A new study has confirmed that non-invasive prenatal testing is more effective than current screening methods at detecting common chromosomal abnormalities (aneuploidies) among low-risk pregnant women.
This study compared the results of NIPT for fetal autosomal aneuploidy with conventional screening for trisomy 21 (Down's syndrome) and trisomy 18 (Edwards' syndrome), which is serum screening for biomarkers with or without ultrasonography and the measurement of fetal nuchal translucency. The study involved more than 1900 women with an average age of 29.6 years and varied ethnic backgrounds, recruited from 21 different antenatal centres.
NIPT correctly predicted all cases of aneuploidy (five cases of trisomy 21, two cases of trisomy 18 and one of trisomy 13 or Patau’s syndrome). Overall, it produced much lower rates of false positive results than screening (0.5% compared with 4.2% for standard screening) and showed much higher predictive ability than screening, with positive predictive values of 45.5% compared with 4.2% for trisomy 21, and 40.0% compared with 8.3% for trisomy 18).
The authors concluded that the performance of NIPT for aneuploidy in a general obstetric population was equivalent to that previously observed among high-risk pregnant women, ie. significantly superior to current screening approaches, saying that ‘cfDNA testing merits serious consideration as a primary screening method for fetal autosomal aneuploidy’. They also estimated that if NIPT had been the sole form of screening provided, the number of invasive diagnostic procedures to confirm suspected aneuploidy would have decreased by 89%, assuming that all women opted for diagnostic confirmation.
These results provide welcome confirmation that the performance of NIPT is high among low-risk as well as high-risk pregnant populations and its use not only improves detection rates but also reduces the number of false positive results. Since invasive testing to confirm positive screening results in a risk of miscarriage of around 1%, the use of NIPT can effectively reduce the numbers of healthy fetuses lost due to invasive testing, as well as reducing the number of women who have to decide whether or not to have such testing. In the UK, where NIPT is currently available commercially but not within the National Health Service (NHS), the current RAPID study is evaluating the suitability of NIPT for Down’s syndrome screening in the NHS.

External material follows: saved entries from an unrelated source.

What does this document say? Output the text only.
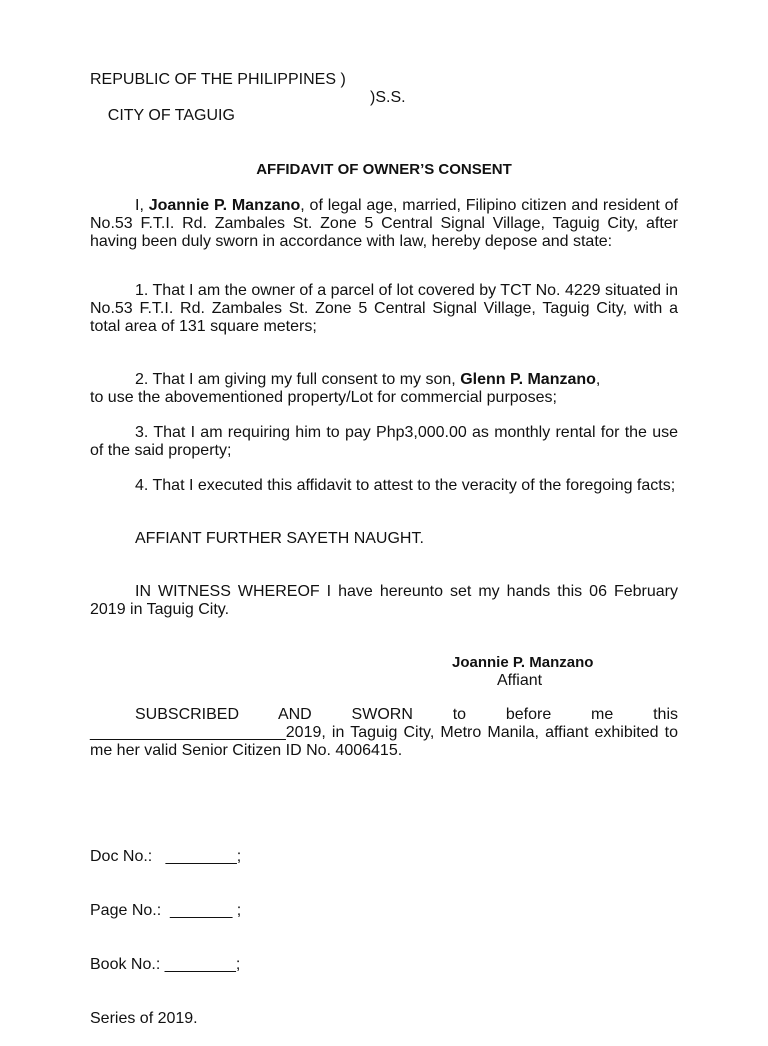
REPUBLIC OF THE PHILIPPINES )

CITY OF TAGUIG

)S.S.

AFFIDAVIT OF OWNER’S CONSENT
I, Joannie P. Manzano, of legal age, married, Filipino citizen and resident of No.53 F.T.I. Rd. Zambales St. Zone 5 Central Signal Village, Taguig City, after having been duly sworn in accordance with law, hereby depose and state:
1. That I am the owner of a parcel of lot covered by TCT No. 4229 situated in No.53 F.T.I. Rd. Zambales St. Zone 5 Central Signal Village, Taguig City, with a total area of 131 square meters;
2. That I am giving my full consent to my son, Glenn P. Manzano,
to use the abovementioned property/Lot for commercial purposes;
3. That I am requiring him to pay Php3,000.00 as monthly rental for the use of the said property;
4. That I executed this affidavit to attest to the veracity of the foregoing facts;
AFFIANT FURTHER SAYETH NAUGHT.
IN WITNESS WHEREOF I have hereunto set my hands this 06 February 2019 in Taguig City.
Joannie P. Manzano
Affiant
SUBSCRIBED AND SWORN to before me this ______________________2019, in Taguig City, Metro Manila, affiant exhibited to me her valid Senior Citizen ID No. 4006415.

Doc No.:   ________;

Page No.:  _______ ;

Book No.: ________;

Series of 2019.
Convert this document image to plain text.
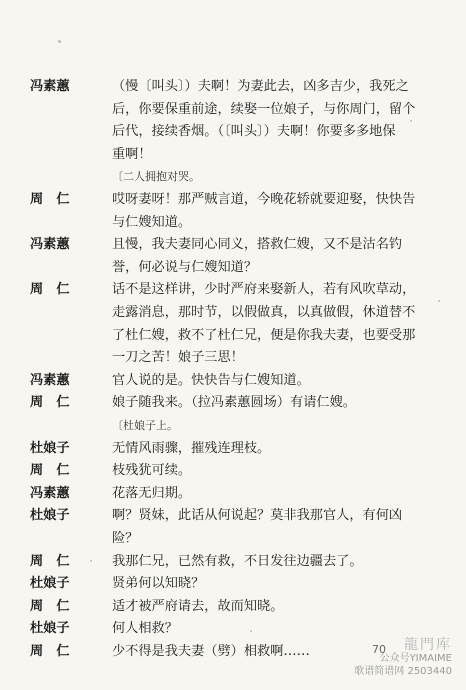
冯素蕙	（慢〔叫头〕）夫啊！为妻此去，凶多吉少，我死之
后，你要保重前途，续娶一位娘子，与你周门，留个
后代，接续香烟。（〔叫头〕）夫啊！你要多多地保
重啊！
〔二人拥抱对哭。
周　仁	哎呀妻呀！那严贼言道，今晚花轿就要迎娶，快快告
与仁嫂知道。
冯素蕙	且慢，我夫妻同心同义，搭救仁嫂，又不是沽名钓
誉，何必说与仁嫂知道？
周　仁	话不是这样讲，少时严府来娶新人，若有风吹草动，
走露消息，那时节，以假做真，以真做假，休道替不
了杜仁嫂，救不了杜仁兄，便是你我夫妻，也要受那
一刀之苦！娘子三思！
冯素蕙	官人说的是。快快告与仁嫂知道。
周　仁	娘子随我来。（拉冯素蕙圆场）有请仁嫂。
〔杜娘子上。
杜娘子	无情风雨骤，摧残连理枝。
周　仁	枝残犹可续。
冯素蕙	花落无归期。
杜娘子	啊？贤妹，此话从何说起？莫非我那官人，有何凶
险？
周　仁	我那仁兄，已然有救，不日发往边疆去了。
杜娘子	贤弟何以知晓？
周　仁	适才被严府请去，故而知晓。
杜娘子	何人相救？
周　仁	少不得是我夫妻（劈）相救啊……	70	龍門库
公众号YIMAIME
歌谱简谱网 2503440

The test used for the NEJM study was Illumina’s Verifi™; the company recently announced that they intend to seek FDA approval for Verifi as a diagnostic (as opposed to screening) test. Meanwhile, other commercial NIPT providers have begun expansion of their tests to include some of the most common microdeletion syndromes as well as aneuploidies (Natera’s Panorama™ and Sequenom’s MaterniT21™ PLUS. The future looks bright for improved prenatal testing – although it is worth bearing in mind that whilst invasive testing is set to decrease sharply, there will be an ongoing need for it for the investigation of possible fetal chromosomal abnormalities that are much rarer.